The overview above nicely shows which technologies are mostly used to build up the full application. Consult the GitHub repo readme for more information.
CTF
With just OWASP WrongSecrets
We support playing CTFs with OWASP WrongSecrets! Want to know more? Have a look at the Git repo README and the additional CTF documentation
With OWASP WrongSecrets-CTF-Party
Want to play OWASP WrongSecrets in a large group in CTF mode, but not go over all the hassle of setting up local copies of OWASP WrongSecrets? Here is OWASP WrongSecrets CTF Party! This is a fork of OWASP MultiJuicer, which is adapted to become a dynamic multi-tenant setup for doing a CTF together!
Note that we:
- have a Webtop integrated for each player
- have a WrongSecrets instance integrated for each player
- A working admin interface which can restart both or delete both (by deleting the full namespace)
- It can cleanup old & unused namespaces automatically.
You can currently play OWASP WrongSecrets CTF Party using:
- Any k8s setup that allows you to have multiple namespaces (including Minikube), by leveraging our helm charts.
- AWS, Azure, and GCP by using terraform which is part of the repo.
Special thanks
Special thanks to @commjoen, @madhuakula, @bendehaan, and @mikewoudenberg, and @osamamagdy for making this port a reality!
Wrongsecrets Desktop
Want to try out the secrets-hunting, but don’t want to install all the recommended tools?
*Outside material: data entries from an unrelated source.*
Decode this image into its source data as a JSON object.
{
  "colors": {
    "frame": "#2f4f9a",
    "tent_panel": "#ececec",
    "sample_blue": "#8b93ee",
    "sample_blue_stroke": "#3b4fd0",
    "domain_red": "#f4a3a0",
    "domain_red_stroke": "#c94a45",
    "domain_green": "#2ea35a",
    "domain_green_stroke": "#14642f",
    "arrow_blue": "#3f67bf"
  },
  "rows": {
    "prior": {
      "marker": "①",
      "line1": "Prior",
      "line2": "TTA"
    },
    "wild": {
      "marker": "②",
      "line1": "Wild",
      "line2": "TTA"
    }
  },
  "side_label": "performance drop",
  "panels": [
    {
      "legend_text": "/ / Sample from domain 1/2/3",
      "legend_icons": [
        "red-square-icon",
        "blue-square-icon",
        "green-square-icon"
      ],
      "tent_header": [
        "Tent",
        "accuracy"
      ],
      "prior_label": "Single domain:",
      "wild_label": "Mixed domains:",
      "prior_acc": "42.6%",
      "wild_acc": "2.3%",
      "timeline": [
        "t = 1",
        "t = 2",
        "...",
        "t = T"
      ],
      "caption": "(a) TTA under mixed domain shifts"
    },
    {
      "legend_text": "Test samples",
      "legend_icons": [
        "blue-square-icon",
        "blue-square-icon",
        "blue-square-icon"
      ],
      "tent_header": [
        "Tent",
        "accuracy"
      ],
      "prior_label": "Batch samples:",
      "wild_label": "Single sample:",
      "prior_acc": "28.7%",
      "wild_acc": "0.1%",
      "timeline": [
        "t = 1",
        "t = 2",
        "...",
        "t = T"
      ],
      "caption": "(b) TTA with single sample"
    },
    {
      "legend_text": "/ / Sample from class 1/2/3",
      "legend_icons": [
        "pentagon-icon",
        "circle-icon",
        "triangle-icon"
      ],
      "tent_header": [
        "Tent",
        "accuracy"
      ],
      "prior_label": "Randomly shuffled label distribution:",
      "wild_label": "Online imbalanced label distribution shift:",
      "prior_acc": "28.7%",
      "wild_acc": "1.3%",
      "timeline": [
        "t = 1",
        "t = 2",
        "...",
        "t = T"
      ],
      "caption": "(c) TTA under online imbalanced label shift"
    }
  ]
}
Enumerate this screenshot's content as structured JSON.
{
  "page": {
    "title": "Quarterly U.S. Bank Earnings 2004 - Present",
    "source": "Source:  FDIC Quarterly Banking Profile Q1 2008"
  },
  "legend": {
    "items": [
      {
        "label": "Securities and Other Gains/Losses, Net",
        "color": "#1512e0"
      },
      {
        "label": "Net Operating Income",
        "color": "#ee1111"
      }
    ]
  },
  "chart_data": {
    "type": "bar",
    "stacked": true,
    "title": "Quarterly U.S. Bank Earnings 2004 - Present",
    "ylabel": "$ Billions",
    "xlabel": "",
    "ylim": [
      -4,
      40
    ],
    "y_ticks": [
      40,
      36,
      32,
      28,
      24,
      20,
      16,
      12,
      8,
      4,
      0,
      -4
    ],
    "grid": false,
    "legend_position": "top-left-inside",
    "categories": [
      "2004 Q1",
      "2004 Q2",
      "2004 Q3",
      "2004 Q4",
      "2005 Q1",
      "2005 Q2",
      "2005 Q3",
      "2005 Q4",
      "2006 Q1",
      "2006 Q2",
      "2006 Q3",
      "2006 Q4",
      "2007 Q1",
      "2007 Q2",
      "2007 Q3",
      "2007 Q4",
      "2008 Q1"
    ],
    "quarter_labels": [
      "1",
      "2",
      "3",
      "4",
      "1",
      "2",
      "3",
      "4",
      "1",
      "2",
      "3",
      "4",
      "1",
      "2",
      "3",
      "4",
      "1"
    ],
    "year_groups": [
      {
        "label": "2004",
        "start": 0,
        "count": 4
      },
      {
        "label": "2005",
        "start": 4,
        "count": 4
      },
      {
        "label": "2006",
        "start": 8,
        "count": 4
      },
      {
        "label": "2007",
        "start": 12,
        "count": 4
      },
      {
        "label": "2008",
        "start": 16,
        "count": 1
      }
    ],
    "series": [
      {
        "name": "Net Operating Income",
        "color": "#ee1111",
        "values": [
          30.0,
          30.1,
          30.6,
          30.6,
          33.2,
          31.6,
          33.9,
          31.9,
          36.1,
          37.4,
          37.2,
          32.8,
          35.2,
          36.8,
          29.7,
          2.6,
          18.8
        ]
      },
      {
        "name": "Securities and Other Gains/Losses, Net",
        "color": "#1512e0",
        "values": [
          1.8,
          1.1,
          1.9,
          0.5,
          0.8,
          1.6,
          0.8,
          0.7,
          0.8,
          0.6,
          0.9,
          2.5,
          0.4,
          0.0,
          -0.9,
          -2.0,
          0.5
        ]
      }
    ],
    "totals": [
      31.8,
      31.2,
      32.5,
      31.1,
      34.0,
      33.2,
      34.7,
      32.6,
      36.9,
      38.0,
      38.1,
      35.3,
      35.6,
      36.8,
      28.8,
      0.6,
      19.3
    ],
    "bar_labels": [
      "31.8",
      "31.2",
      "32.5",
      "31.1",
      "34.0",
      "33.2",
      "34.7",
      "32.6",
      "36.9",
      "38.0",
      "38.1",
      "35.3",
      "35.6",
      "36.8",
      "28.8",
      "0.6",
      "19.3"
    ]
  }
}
Try to use our WrongSecrets desktop.
You can run all the tools and a desktop environment in a container by doing the following:
docker run -p 3000:3000 jeroenwillemsen/wrongsecrets-desktop:latest
and open a browser at http://localhost:3000. Want to know more? Checkout the Readme at the WrongSecrets github repo.
Creating Passwords
You can create various types of passwords. OWASP WrongSecrets has quite a few of them as an example. There are complex passwords, which you can easily create with tools like OpenSSL and/or password managers. There are short passphrases, which you can easily remember There are longer passphrases with a more extensive set of words involved.
Complex passwords
Complex passwords can be easily generated securely using tools like OpenSSL (using openssl rand 20 -base64
) or a password manager. For instance, the generation of challenge 31’s password. The password (SGF2ZSBhIG5pY2UgZGF5) was obtained using random information generated through OpenSSL.
Of course, we need to reference the (in)famous XKCD on this topic.
Short passphrases
Short passphrases uses short combinations of words. These are easy to think of and easy to remember. The solution to challenge0 is a good example here. Here a short passphrase(The first answer) is used as a solution.
Longer passphrases
In other challenges we packed longer passphrases, which are still easy to remember, but do have a lot more entropy to them.